Monday, 19 January 2009

Rotherhithe

There are vast patches of London which remain secret for years because you spend most of your life travelling along on a thin line between home and work.

Frances and I live on the eastern fringe of 'zone 1' i.e. the central inner London underground zone. We also work in the same zone, Frances in South Kensington and me right off Oxford Street. All the major institutions of state, shopping and culture - Big Ben, the British Museum, Selfridges, the Tate Modern - lie within this central zone which is roughly 34 kilometres in diameter.

That sounds a lot, but to put it into context, this is only the same area covered in Auckland by a circle which starts at the downtown wharves, heads out to Point Chevalier in the west, runs along Mt Albert road in the south, and loops around One Tree Hill up through Remuera to Orakei and back across Tamaki Drive to the ferry terminal.

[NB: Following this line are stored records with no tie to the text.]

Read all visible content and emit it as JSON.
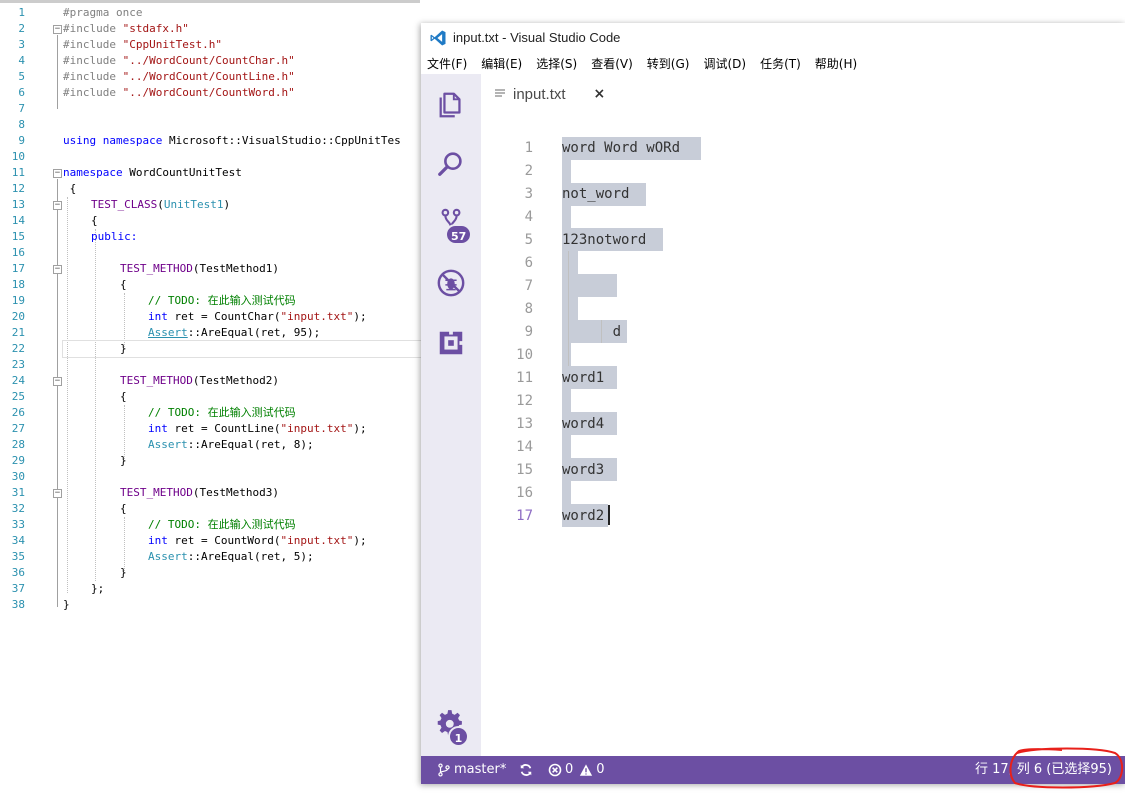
{
  "vs_editor": {
    "line_numbers": [
      "1",
      "2",
      "3",
      "4",
      "5",
      "6",
      "7",
      "8",
      "9",
      "10",
      "11",
      "12",
      "13",
      "14",
      "15",
      "16",
      "17",
      "18",
      "19",
      "20",
      "21",
      "22",
      "23",
      "24",
      "25",
      "26",
      "27",
      "28",
      "29",
      "30",
      "31",
      "32",
      "33",
      "34",
      "35",
      "36",
      "37",
      "38"
    ],
    "code": {
      "l1": "#pragma once",
      "l2a": "#include ",
      "l2b": "\"stdafx.h\"",
      "l3a": "#include ",
      "l3b": "\"CppUnitTest.h\"",
      "l4a": "#include ",
      "l4b": "\"../WordCount/CountChar.h\"",
      "l5a": "#include ",
      "l5b": "\"../WordCount/CountLine.h\"",
      "l6a": "#include ",
      "l6b": "\"../WordCount/CountWord.h\"",
      "l9a": "using namespace",
      "l9b": " Microsoft::VisualStudio::CppUnitTes",
      "l11a": "namespace",
      "l11b": " WordCountUnitTest",
      "l12": " {",
      "l13a": "TEST_CLASS",
      "l13b": "(",
      "l13c": "UnitTest1",
      "l13d": ")",
      "l14": "{",
      "l15": "public:",
      "l17a": "TEST_METHOD",
      "l17b": "(TestMethod1)",
      "l18": "{",
      "l19": "// TODO: 在此输入测试代码",
      "l20a": "int",
      "l20b": " ret = CountChar(",
      "l20c": "\"input.txt\"",
      "l20d": ");",
      "l21a": "Assert",
      "l21b": "::AreEqual(ret, 95);",
      "l22": "}",
      "l24a": "TEST_METHOD",
      "l24b": "(TestMethod2)",
      "l25": "{",
      "l26": "// TODO: 在此输入测试代码",
      "l27a": "int",
      "l27b": " ret = CountLine(",
      "l27c": "\"input.txt\"",
      "l27d": ");",
      "l28a": "Assert",
      "l28b": "::AreEqual(ret, 8);",
      "l29": "}",
      "l31a": "TEST_METHOD",
      "l31b": "(TestMethod3)",
      "l32": "{",
      "l33": "// TODO: 在此输入测试代码",
      "l34a": "int",
      "l34b": " ret = CountWord(",
      "l34c": "\"input.txt\"",
      "l34d": ");",
      "l35a": "Assert",
      "l35b": "::AreEqual(ret, 5);",
      "l36": "}",
      "l37": "};",
      "l38": "}"
    },
    "fold_symbol": "−"
  },
  "vscode": {
    "title": "input.txt - Visual Studio Code",
    "menu": [
      "文件(F)",
      "编辑(E)",
      "选择(S)",
      "查看(V)",
      "转到(G)",
      "调试(D)",
      "任务(T)",
      "帮助(H)"
    ],
    "activity": {
      "explorer_icon": "files-icon",
      "search_icon": "search-icon",
      "scm_icon": "source-control-icon",
      "scm_badge": "57",
      "debug_icon": "debug-icon",
      "extensions_icon": "extensions-icon",
      "settings_icon": "gear-icon",
      "settings_badge": "1"
    },
    "tab": {
      "label": "input.txt",
      "close": "×"
    },
    "lines": [
      {
        "n": "1",
        "text": "word Word wORd"
      },
      {
        "n": "2",
        "text": ""
      },
      {
        "n": "3",
        "text": "not_word"
      },
      {
        "n": "4",
        "text": ""
      },
      {
        "n": "5",
        "text": "123notword"
      },
      {
        "n": "6",
        "text": ""
      },
      {
        "n": "7",
        "text": ""
      },
      {
        "n": "8",
        "text": ""
      },
      {
        "n": "9",
        "text": "      d"
      },
      {
        "n": "10",
        "text": ""
      },
      {
        "n": "11",
        "text": "word1"
      },
      {
        "n": "12",
        "text": ""
      },
      {
        "n": "13",
        "text": "word4"
      },
      {
        "n": "14",
        "text": ""
      },
      {
        "n": "15",
        "text": "word3"
      },
      {
        "n": "16",
        "text": ""
      },
      {
        "n": "17",
        "text": "word2"
      }
    ],
    "active_line": "17",
    "status": {
      "branch": "master*",
      "errors": "0",
      "warnings": "0",
      "row_label": "行 17,",
      "col_label": "列 6 (已选择95)"
    },
    "colors": {
      "accent": "#6c4fa3",
      "activity_bg": "#ebeaf3",
      "selection": "#c8cdd8",
      "annotation": "#e8201a"
    }
  }
}
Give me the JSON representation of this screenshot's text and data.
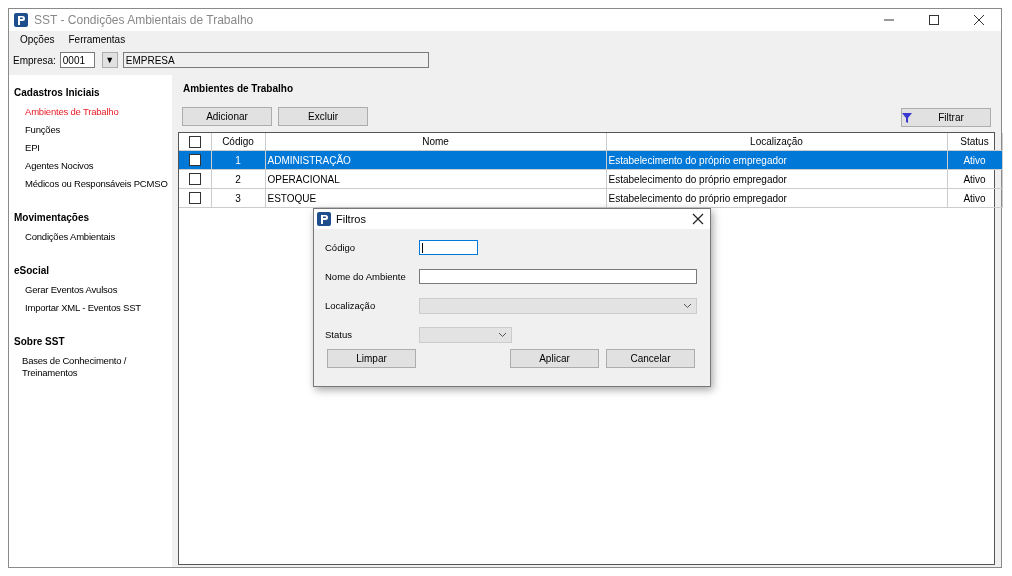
{
  "window": {
    "title": "SST - Condições Ambientais de Trabalho"
  },
  "menu": [
    {
      "label": "Opções"
    },
    {
      "label": "Ferramentas"
    }
  ],
  "empresa": {
    "label": "Empresa:",
    "code": "0001",
    "dropdown": "▼",
    "name": "EMPRESA"
  },
  "sidebar": [
    {
      "title": "Cadastros Iniciais",
      "items": [
        {
          "label": "Ambientes de Trabalho",
          "selected": true
        },
        {
          "label": "Funções",
          "selected": false
        },
        {
          "label": "EPI",
          "selected": false
        },
        {
          "label": "Agentes Nocivos",
          "selected": false
        },
        {
          "label": "Médicos ou Responsáveis PCMSO",
          "selected": false
        }
      ]
    },
    {
      "title": "Movimentações",
      "items": [
        {
          "label": "Condições Ambientais",
          "selected": false
        }
      ]
    },
    {
      "title": "eSocial",
      "items": [
        {
          "label": "Gerar Eventos Avulsos",
          "selected": false
        },
        {
          "label": "Importar XML - Eventos SST",
          "selected": false
        }
      ]
    },
    {
      "title": "Sobre SST",
      "items": [
        {
          "label": "Bases de Conhecimento / Treinamentos",
          "selected": false
        }
      ]
    }
  ],
  "content": {
    "heading": "Ambientes de Trabalho",
    "buttons": [
      {
        "label": "Adicionar"
      },
      {
        "label": "Excluir"
      }
    ],
    "filter_button": {
      "label": "Filtrar"
    }
  },
  "table": {
    "header_checked": false,
    "columns": [
      {
        "label": "Código"
      },
      {
        "label": "Nome"
      },
      {
        "label": "Localização"
      },
      {
        "label": "Status"
      }
    ],
    "rows": [
      {
        "checked": false,
        "selected": true,
        "cells": [
          "1",
          "ADMINISTRAÇÃO",
          "Estabelecimento do próprio empregador",
          "Ativo"
        ]
      },
      {
        "checked": false,
        "selected": false,
        "cells": [
          "2",
          "OPERACIONAL",
          "Estabelecimento do próprio empregador",
          "Ativo"
        ]
      },
      {
        "checked": false,
        "selected": false,
        "cells": [
          "3",
          "ESTOQUE",
          "Estabelecimento do próprio empregador",
          "Ativo"
        ]
      }
    ]
  },
  "dialog": {
    "title": "Filtros",
    "fields": [
      {
        "label": "Código",
        "kind": "text",
        "focused": true
      },
      {
        "label": "Nome do Ambiente",
        "kind": "text",
        "focused": false
      },
      {
        "label": "Localização",
        "kind": "combo",
        "disabled": true
      },
      {
        "label": "Status",
        "kind": "combo",
        "disabled": true
      }
    ],
    "buttons": [
      {
        "label": "Limpar"
      },
      {
        "label": "Aplicar"
      },
      {
        "label": "Cancelar"
      }
    ]
  }
}
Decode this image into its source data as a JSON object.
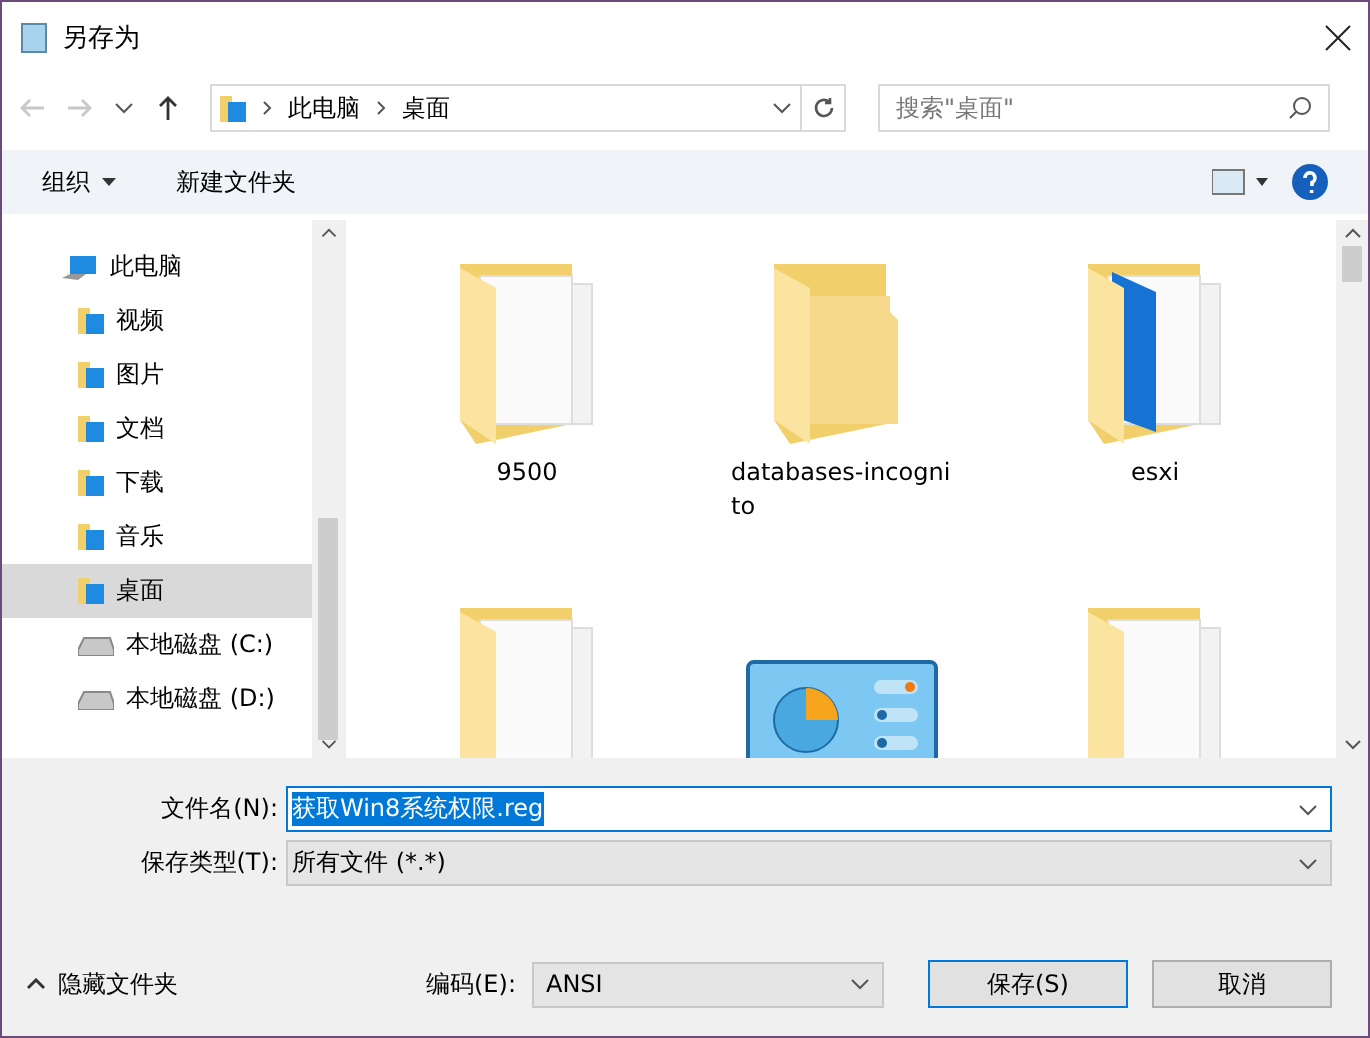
{
  "window": {
    "title": "另存为"
  },
  "address": {
    "crumbs": [
      "此电脑",
      "桌面"
    ],
    "search_placeholder": "搜索\"桌面\""
  },
  "toolbar": {
    "organize": "组织",
    "new_folder": "新建文件夹"
  },
  "sidebar": {
    "items": [
      {
        "label": "此电脑",
        "kind": "computer",
        "selected": false,
        "children": [
          {
            "label": "视频",
            "kind": "folder",
            "selected": false
          },
          {
            "label": "图片",
            "kind": "folder",
            "selected": false
          },
          {
            "label": "文档",
            "kind": "folder",
            "selected": false
          },
          {
            "label": "下载",
            "kind": "folder",
            "selected": false
          },
          {
            "label": "音乐",
            "kind": "folder",
            "selected": false
          },
          {
            "label": "桌面",
            "kind": "folder",
            "selected": true
          },
          {
            "label": "本地磁盘 (C:)",
            "kind": "drive",
            "selected": false
          },
          {
            "label": "本地磁盘 (D:)",
            "kind": "drive",
            "selected": false
          }
        ]
      }
    ]
  },
  "files": [
    {
      "label": "9500",
      "kind": "folder"
    },
    {
      "label": "databases-incognito",
      "kind": "empty-folder"
    },
    {
      "label": "esxi",
      "kind": "app-folder"
    },
    {
      "kind": "folder"
    },
    {
      "kind": "panel"
    },
    {
      "kind": "folder"
    }
  ],
  "form": {
    "filename_label": "文件名(N):",
    "filename": "获取Win8系统权限.reg",
    "type_label": "保存类型(T):",
    "type": "所有文件 (*.*)"
  },
  "footer": {
    "hide_folders": "隐藏文件夹",
    "encoding_label": "编码(E):",
    "encoding": "ANSI",
    "buttons": [
      "保存(S)",
      "取消"
    ]
  }
}
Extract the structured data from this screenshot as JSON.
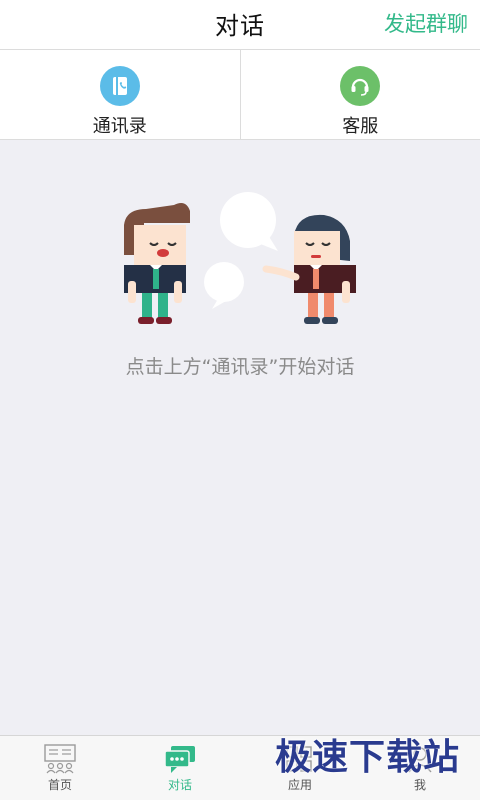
{
  "header": {
    "title": "对话",
    "action_label": "发起群聊"
  },
  "entries": [
    {
      "label": "通讯录",
      "icon": "contacts-book-icon",
      "color": "#5bbce8"
    },
    {
      "label": "客服",
      "icon": "headset-icon",
      "color": "#6cc069"
    }
  ],
  "empty_state": {
    "hint": "点击上方“通讯录”开始对话"
  },
  "tabs": [
    {
      "label": "首页",
      "icon": "home-news-icon",
      "active": false
    },
    {
      "label": "对话",
      "icon": "chat-icon",
      "active": true
    },
    {
      "label": "应用",
      "icon": "apps-icon",
      "active": false
    },
    {
      "label": "我",
      "icon": "me-icon",
      "active": false
    }
  ],
  "watermark": "极速下载站",
  "colors": {
    "accent": "#33b98a",
    "background": "#efeff4"
  }
}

Anyway, meeting Matt close to his flat near London Bridge, we thought we'd walk along the Thames toward the unfashionable east, and this took us through Rotherhithe, one of those hidden stretches I refer to.

There's no particular reason to go to Rotherhithe. But it's a magical place. An ancient port, it's filled with quiet old dockland warehouses now converted into apartments. The Rotherhithe waterfront looks out onto amazing vistas - the Thames seems particularly wide here - and, almost unique in London, you can see the weather coming. One the day we walked, it was a proper crimson sunset, shaded grey, blue and purple.

And yet, cut off from the main roads and sights, Rotherhithe is somewhat forgotten and forlorn. On a Sunday, it feels even more so, and the only people on the streets seemed to be local dogwalkers.

Beautiful, secret, and slightly desolate: a perfect Sunday afternoon.